Anna langsung mencebik tak suka.“Ck! Perhitungan sekali!”

“Terserah! Aku tidak akan rugi jika menolak permintaanmu.”

“Apa syaratnya?” tanya Anna setengah enggan.

“Sejujurnya saat ini aku sangat benar-benar lelah, Anna.”

“Lalu?”

Vincent berdiri dari kursinya sebelum berjalan memutar untuk mendaratkan bokongnya di meja kerjanya—tepat di sebelah Anna. “Tapi sepertinya energiku masih tersisa untuk melakukan sesuatu yang menyenangkan.”

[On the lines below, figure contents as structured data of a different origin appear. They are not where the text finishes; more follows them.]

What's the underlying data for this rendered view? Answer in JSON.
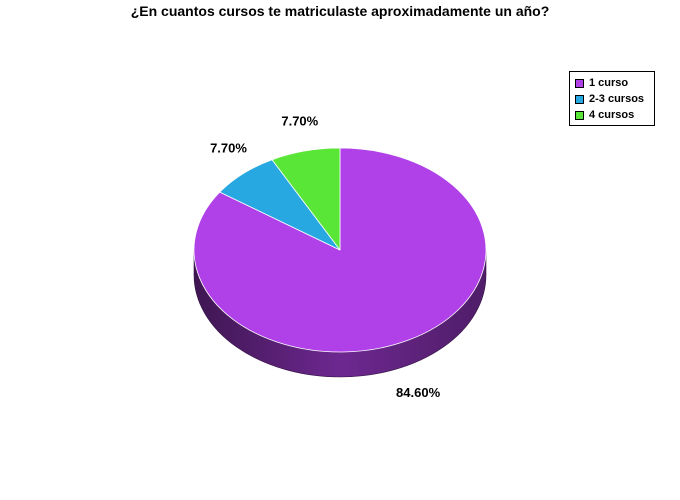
{
  "chart_data": {
    "type": "pie",
    "title": "¿En cuantos cursos te matriculaste aproximadamente un año?",
    "categories": [
      "1 curso",
      "2-3 cursos",
      "4 cursos"
    ],
    "values": [
      84.6,
      7.7,
      7.7
    ],
    "data_labels": [
      "84.60%",
      "7.70%",
      "7.70%"
    ],
    "colors": [
      "#b040e8",
      "#28a8e0",
      "#5ae636"
    ],
    "style": "3d",
    "legend_position": "top-right"
  }
}
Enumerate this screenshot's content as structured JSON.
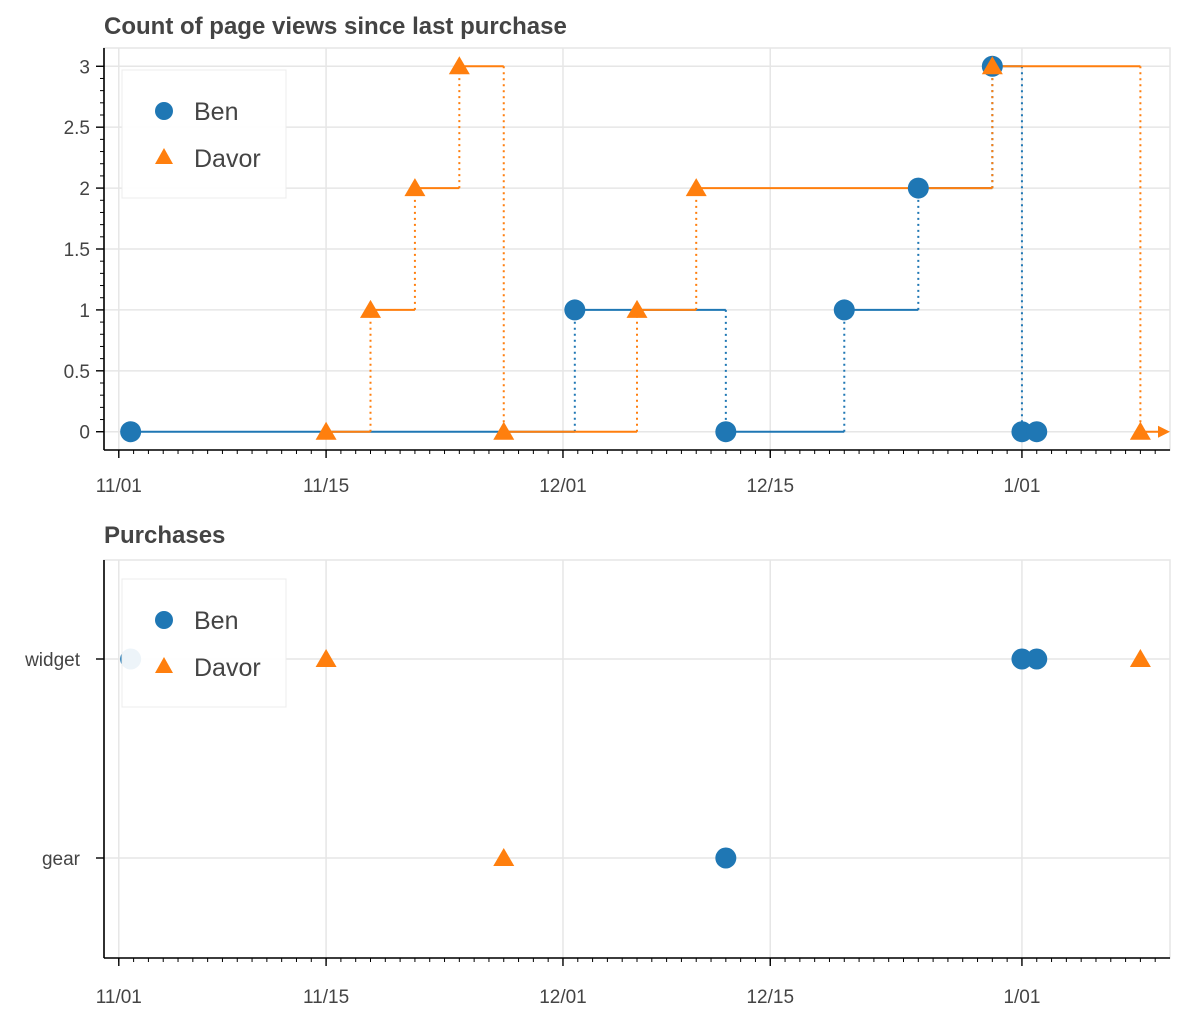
{
  "colors": {
    "ben": "#1f77b4",
    "davor": "#ff7f0e",
    "grid": "#e6e6e6",
    "text": "#444444"
  },
  "chart_data": [
    {
      "type": "line",
      "title": "Count of page views since last purchase",
      "xlabel": "",
      "ylabel": "",
      "x_unit": "days since 11/01",
      "x_ticks": [
        {
          "value": 0,
          "label": "11/01"
        },
        {
          "value": 14,
          "label": "11/15"
        },
        {
          "value": 30,
          "label": "12/01"
        },
        {
          "value": 44,
          "label": "12/15"
        },
        {
          "value": 61,
          "label": "1/01"
        }
      ],
      "xlim": [
        -1,
        71
      ],
      "ylim": [
        -0.15,
        3.15
      ],
      "y_ticks": [
        {
          "value": 0,
          "label": "0"
        },
        {
          "value": 0.5,
          "label": "0.5"
        },
        {
          "value": 1,
          "label": "1"
        },
        {
          "value": 1.5,
          "label": "1.5"
        },
        {
          "value": 2,
          "label": "2"
        },
        {
          "value": 2.5,
          "label": "2.5"
        },
        {
          "value": 3,
          "label": "3"
        }
      ],
      "legend": {
        "position": "top-left",
        "entries": [
          "Ben",
          "Davor"
        ]
      },
      "series": [
        {
          "name": "Ben",
          "marker": "circle",
          "color": "#1f77b4",
          "points": [
            [
              0.8,
              0
            ],
            [
              30.8,
              1
            ],
            [
              41,
              0
            ],
            [
              49,
              1
            ],
            [
              54,
              2
            ],
            [
              59,
              3
            ],
            [
              61,
              0
            ],
            [
              62,
              0
            ]
          ]
        },
        {
          "name": "Davor",
          "marker": "triangle",
          "color": "#ff7f0e",
          "points": [
            [
              14,
              0
            ],
            [
              17,
              1
            ],
            [
              20,
              2
            ],
            [
              23,
              3
            ],
            [
              26,
              0
            ],
            [
              35,
              1
            ],
            [
              39,
              2
            ],
            [
              59,
              3
            ],
            [
              69,
              0
            ]
          ],
          "arrow_end": true
        }
      ]
    },
    {
      "type": "scatter",
      "title": "Purchases",
      "xlabel": "",
      "ylabel": "",
      "x_unit": "days since 11/01",
      "x_ticks": [
        {
          "value": 0,
          "label": "11/01"
        },
        {
          "value": 14,
          "label": "11/15"
        },
        {
          "value": 30,
          "label": "12/01"
        },
        {
          "value": 44,
          "label": "12/15"
        },
        {
          "value": 61,
          "label": "1/01"
        }
      ],
      "xlim": [
        -1,
        71
      ],
      "categories": [
        "widget",
        "gear"
      ],
      "legend": {
        "position": "top-left",
        "entries": [
          "Ben",
          "Davor"
        ]
      },
      "series": [
        {
          "name": "Ben",
          "marker": "circle",
          "color": "#1f77b4",
          "points": [
            [
              0.8,
              "widget"
            ],
            [
              61,
              "widget"
            ],
            [
              62,
              "widget"
            ],
            [
              41,
              "gear"
            ]
          ]
        },
        {
          "name": "Davor",
          "marker": "triangle",
          "color": "#ff7f0e",
          "points": [
            [
              14,
              "widget"
            ],
            [
              69,
              "widget"
            ],
            [
              26,
              "gear"
            ]
          ]
        }
      ]
    }
  ]
}
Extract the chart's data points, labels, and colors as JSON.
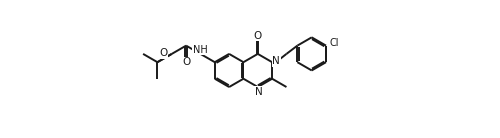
{
  "background_color": "#ffffff",
  "line_color": "#1a1a1a",
  "line_width": 1.4,
  "font_size": 7.5,
  "figsize": [
    5.0,
    1.38
  ],
  "dpi": 100,
  "xlim": [
    0,
    5.0
  ],
  "ylim": [
    0,
    1.38
  ]
}
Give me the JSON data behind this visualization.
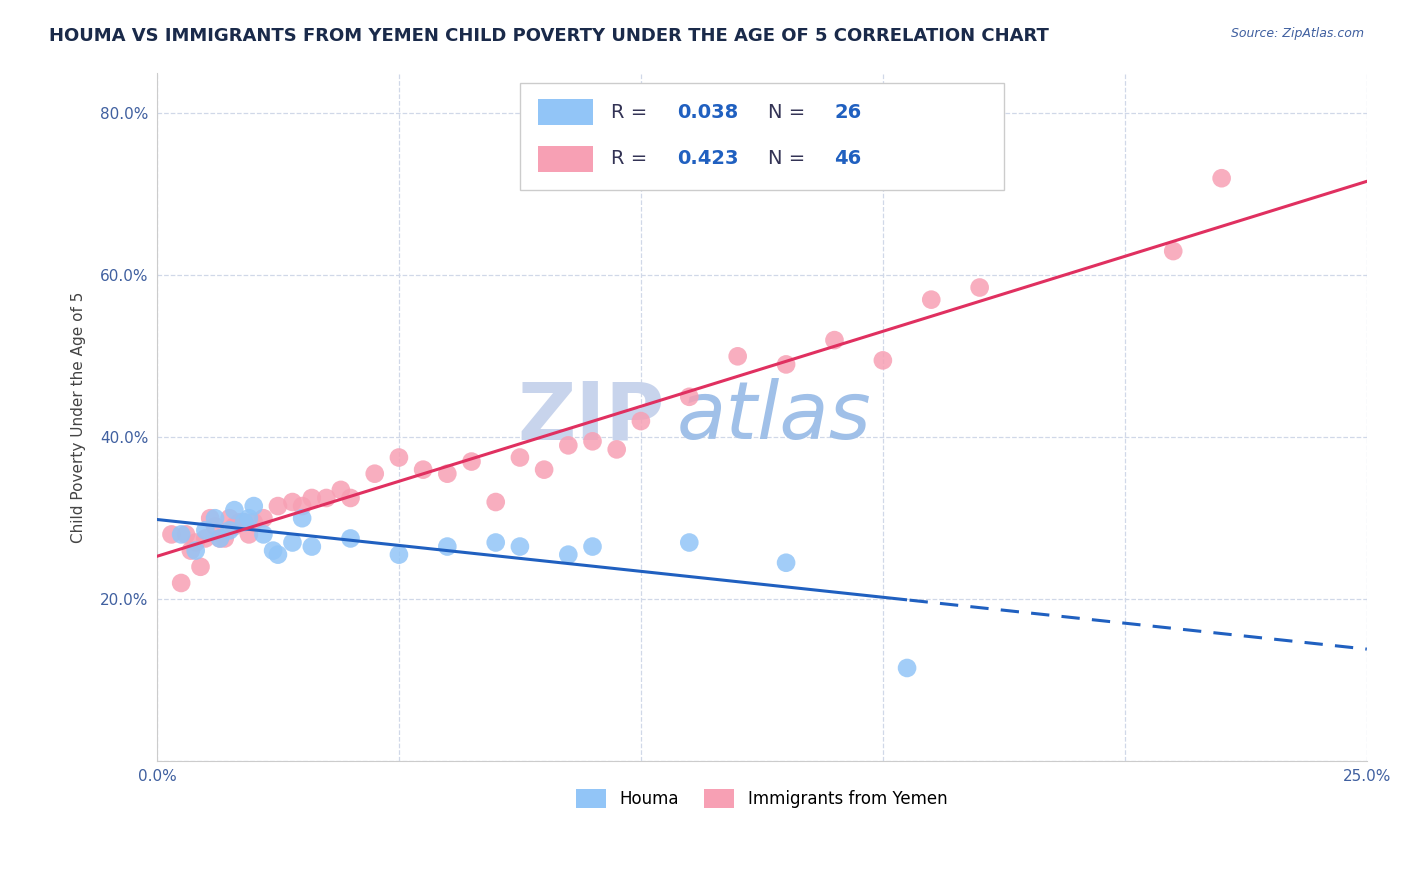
{
  "title": "HOUMA VS IMMIGRANTS FROM YEMEN CHILD POVERTY UNDER THE AGE OF 5 CORRELATION CHART",
  "source_text": "Source: ZipAtlas.com",
  "ylabel": "Child Poverty Under the Age of 5",
  "x_min": 0.0,
  "x_max": 0.25,
  "y_min": 0.0,
  "y_max": 0.85,
  "x_ticks": [
    0.0,
    0.05,
    0.1,
    0.15,
    0.2,
    0.25
  ],
  "x_tick_labels": [
    "0.0%",
    "",
    "",
    "",
    "",
    "25.0%"
  ],
  "y_ticks": [
    0.0,
    0.2,
    0.4,
    0.6,
    0.8
  ],
  "y_tick_labels": [
    "",
    "20.0%",
    "40.0%",
    "60.0%",
    "80.0%"
  ],
  "houma_R": 0.038,
  "houma_N": 26,
  "yemen_R": 0.423,
  "yemen_N": 46,
  "houma_color": "#92C5F7",
  "yemen_color": "#F7A0B4",
  "houma_line_color": "#2060C0",
  "yemen_line_color": "#E03060",
  "legend_text_color": "#2060C0",
  "watermark_zip": "ZIP",
  "watermark_atlas": "atlas",
  "watermark_zip_color": "#C8D4EC",
  "watermark_atlas_color": "#A0C0E8",
  "grid_color": "#D0D8E8",
  "houma_x": [
    0.005,
    0.008,
    0.01,
    0.012,
    0.013,
    0.015,
    0.016,
    0.018,
    0.019,
    0.02,
    0.022,
    0.024,
    0.025,
    0.028,
    0.03,
    0.032,
    0.04,
    0.05,
    0.06,
    0.07,
    0.075,
    0.085,
    0.09,
    0.11,
    0.13,
    0.155
  ],
  "houma_y": [
    0.28,
    0.26,
    0.285,
    0.3,
    0.275,
    0.285,
    0.31,
    0.295,
    0.3,
    0.315,
    0.28,
    0.26,
    0.255,
    0.27,
    0.3,
    0.265,
    0.275,
    0.255,
    0.265,
    0.27,
    0.265,
    0.255,
    0.265,
    0.27,
    0.245,
    0.115
  ],
  "yemen_x": [
    0.003,
    0.005,
    0.006,
    0.007,
    0.008,
    0.009,
    0.01,
    0.011,
    0.012,
    0.013,
    0.014,
    0.015,
    0.016,
    0.017,
    0.018,
    0.019,
    0.02,
    0.022,
    0.025,
    0.028,
    0.03,
    0.032,
    0.035,
    0.038,
    0.04,
    0.045,
    0.05,
    0.055,
    0.06,
    0.065,
    0.07,
    0.075,
    0.08,
    0.085,
    0.09,
    0.095,
    0.1,
    0.11,
    0.12,
    0.13,
    0.14,
    0.15,
    0.16,
    0.17,
    0.21,
    0.22
  ],
  "yemen_y": [
    0.28,
    0.22,
    0.28,
    0.26,
    0.27,
    0.24,
    0.275,
    0.3,
    0.29,
    0.275,
    0.275,
    0.3,
    0.29,
    0.295,
    0.295,
    0.28,
    0.295,
    0.3,
    0.315,
    0.32,
    0.315,
    0.325,
    0.325,
    0.335,
    0.325,
    0.355,
    0.375,
    0.36,
    0.355,
    0.37,
    0.32,
    0.375,
    0.36,
    0.39,
    0.395,
    0.385,
    0.42,
    0.45,
    0.5,
    0.49,
    0.52,
    0.495,
    0.57,
    0.585,
    0.63,
    0.72
  ]
}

Anna terdiam dengan kebingungan yang tergambar jelas dari wajahnya. Sesuatu yang menyenangkan? Apa maksudnya?

Grep!

Dengan sekali gerakan, Vincent berhasil mengangkat tubuh mungil Anna ala bridal style yang langsung membuat Anna memekik histeris saking kagetnya.

“Satu ronde sebelum makan malam, dan dua ronde setelahnya. Bagaimana?”

Manik Anna melotot sejadi-jadinya. “Yak! Vincent!”

Tanpa memedulikan teriakan dan rontaan Anna, Vincent membopong Anna hingga ke kamarnya.

“Aku benar-benar membencimu, Vincent!”

Vincent mengerling genit setelah membaringkan Anna di ranjang, terkungkung oleh kedua tangannya. “Terima kasih. Aku anggap itu sebagai pujian.”